Spacecraft named for 'Hidden Figures' mathematician launches from Virginia

Northrop Grumman's Antares rocket lifts off the launch pad at NASA's Wallops Island flight facility in Wallops Island, Va., on Saturday. The rocket is delivering cargo to the International Space Station.
A Northrop Grumman rocket lifts off the launch pad at NASA's Wallops Island flight facility in Wallops Island, Va., on Saturday. The rocket is delivering cargo to the International Space Station.
Steve Helber/AP

A space supply ship carrying some four tons of cargo bound for the International Space Station launched from Virginia on Saturday. The capsule is named for a Black mathematician whose contributions were featured in the Oscar-nominated film “Hidden Figures.”

The S.S. Katherine Johnson, a Northrop Grumman Cygnus capsule, is due to arrive at the International Space Station on Monday, bearing some 8,000 pounds of science and research supplies and vehicle hardware.

The cargo will help astronauts with a variety of projects: learning about muscle loss using worms; investigating astronauts' sleep quality; experiments for disease treatments; upgrades to the life support systems; testing equipment for moon missions and more.

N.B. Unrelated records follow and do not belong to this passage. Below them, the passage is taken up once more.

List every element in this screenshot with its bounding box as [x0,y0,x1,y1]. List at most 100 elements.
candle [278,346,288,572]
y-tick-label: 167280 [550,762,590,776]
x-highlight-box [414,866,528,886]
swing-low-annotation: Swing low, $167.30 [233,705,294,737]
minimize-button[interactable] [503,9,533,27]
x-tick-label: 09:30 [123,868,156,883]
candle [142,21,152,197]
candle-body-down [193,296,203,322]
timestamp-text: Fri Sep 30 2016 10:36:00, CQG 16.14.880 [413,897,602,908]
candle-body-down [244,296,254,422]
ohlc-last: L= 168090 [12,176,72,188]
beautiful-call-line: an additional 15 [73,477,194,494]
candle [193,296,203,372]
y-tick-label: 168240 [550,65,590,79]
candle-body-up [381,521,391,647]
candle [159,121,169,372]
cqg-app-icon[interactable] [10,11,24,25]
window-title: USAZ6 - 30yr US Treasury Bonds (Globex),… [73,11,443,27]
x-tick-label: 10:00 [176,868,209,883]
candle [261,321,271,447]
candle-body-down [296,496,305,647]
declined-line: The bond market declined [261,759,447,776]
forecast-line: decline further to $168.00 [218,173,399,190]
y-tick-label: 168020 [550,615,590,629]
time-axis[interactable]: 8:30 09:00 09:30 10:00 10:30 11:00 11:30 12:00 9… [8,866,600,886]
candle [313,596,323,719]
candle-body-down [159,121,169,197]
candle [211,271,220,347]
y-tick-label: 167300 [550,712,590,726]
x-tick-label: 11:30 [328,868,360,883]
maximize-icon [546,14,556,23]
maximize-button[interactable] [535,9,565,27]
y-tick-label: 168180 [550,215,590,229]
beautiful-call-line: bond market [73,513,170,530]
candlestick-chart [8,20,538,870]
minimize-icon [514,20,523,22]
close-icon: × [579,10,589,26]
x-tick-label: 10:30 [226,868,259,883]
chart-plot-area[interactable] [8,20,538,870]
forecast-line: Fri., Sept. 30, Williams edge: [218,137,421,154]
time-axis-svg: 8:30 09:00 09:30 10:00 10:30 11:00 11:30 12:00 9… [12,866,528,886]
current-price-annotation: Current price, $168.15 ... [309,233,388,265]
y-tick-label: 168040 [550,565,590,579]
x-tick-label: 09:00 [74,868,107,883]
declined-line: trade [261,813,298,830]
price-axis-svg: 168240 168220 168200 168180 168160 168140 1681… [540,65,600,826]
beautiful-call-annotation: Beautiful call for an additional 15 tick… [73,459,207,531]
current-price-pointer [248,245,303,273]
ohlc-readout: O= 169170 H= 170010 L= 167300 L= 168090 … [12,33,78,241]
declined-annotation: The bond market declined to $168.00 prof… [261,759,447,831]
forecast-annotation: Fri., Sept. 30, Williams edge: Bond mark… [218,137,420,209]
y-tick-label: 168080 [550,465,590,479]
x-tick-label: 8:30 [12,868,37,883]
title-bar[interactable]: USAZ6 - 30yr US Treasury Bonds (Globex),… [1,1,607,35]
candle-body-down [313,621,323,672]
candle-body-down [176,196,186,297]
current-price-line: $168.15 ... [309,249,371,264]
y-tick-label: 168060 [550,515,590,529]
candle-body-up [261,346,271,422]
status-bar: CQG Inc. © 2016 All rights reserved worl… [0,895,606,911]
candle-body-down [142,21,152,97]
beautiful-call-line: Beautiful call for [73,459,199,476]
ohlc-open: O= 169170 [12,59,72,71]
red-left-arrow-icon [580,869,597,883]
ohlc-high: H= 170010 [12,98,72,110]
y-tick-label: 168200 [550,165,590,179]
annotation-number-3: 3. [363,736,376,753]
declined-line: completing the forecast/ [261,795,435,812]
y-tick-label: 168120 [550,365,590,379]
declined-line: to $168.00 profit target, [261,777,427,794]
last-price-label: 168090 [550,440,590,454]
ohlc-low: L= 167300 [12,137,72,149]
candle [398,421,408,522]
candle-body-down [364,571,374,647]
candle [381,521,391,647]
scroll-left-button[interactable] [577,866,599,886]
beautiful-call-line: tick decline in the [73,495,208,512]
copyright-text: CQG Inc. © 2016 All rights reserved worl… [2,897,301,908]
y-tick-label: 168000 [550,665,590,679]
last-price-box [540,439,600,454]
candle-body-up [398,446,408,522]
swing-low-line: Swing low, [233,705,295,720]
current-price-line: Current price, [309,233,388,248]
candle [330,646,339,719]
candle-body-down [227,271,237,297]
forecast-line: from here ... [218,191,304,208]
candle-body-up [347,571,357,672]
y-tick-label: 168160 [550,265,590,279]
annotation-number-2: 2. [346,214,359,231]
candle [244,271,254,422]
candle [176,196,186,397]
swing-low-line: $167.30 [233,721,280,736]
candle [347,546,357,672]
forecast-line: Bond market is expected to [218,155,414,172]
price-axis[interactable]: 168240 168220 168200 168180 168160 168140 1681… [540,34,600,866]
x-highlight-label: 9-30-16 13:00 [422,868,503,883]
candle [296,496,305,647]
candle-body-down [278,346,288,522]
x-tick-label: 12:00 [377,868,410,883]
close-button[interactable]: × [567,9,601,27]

"It's our tradition to name each Cygnus after an individual who's played a pivotal role in human spaceflight, and Mrs. Johnson was selected for her hand-written calculations that helped launch the first Americans into space, as well as her accomplishments in breaking glass ceiling after glass ceiling as a Black woman," Frank DeMauro, a Northrop Grumman vice president, said on Friday, according to Space.com.

Johnson died at age 101 on Feb. 24 of last year.

Johnson, while working for NASA — and its predecessor the National Advisory Committee for Aeronautics — contributed to work on the nascent space program. Her most remembered effort is the calculations that contributed to the February 1962 mission that made John Glenn the first American to orbit the globe.

The launch of Johnson's namesake capsule also coincides with the 59th anniversary of that mission.

The Associated Press notes that the Saturday launch at Wallops Island is about 100 miles from NASA's Langley Research Center in Hampton, Va., where Johnson and other Black female mathematicians profiled in the film worked.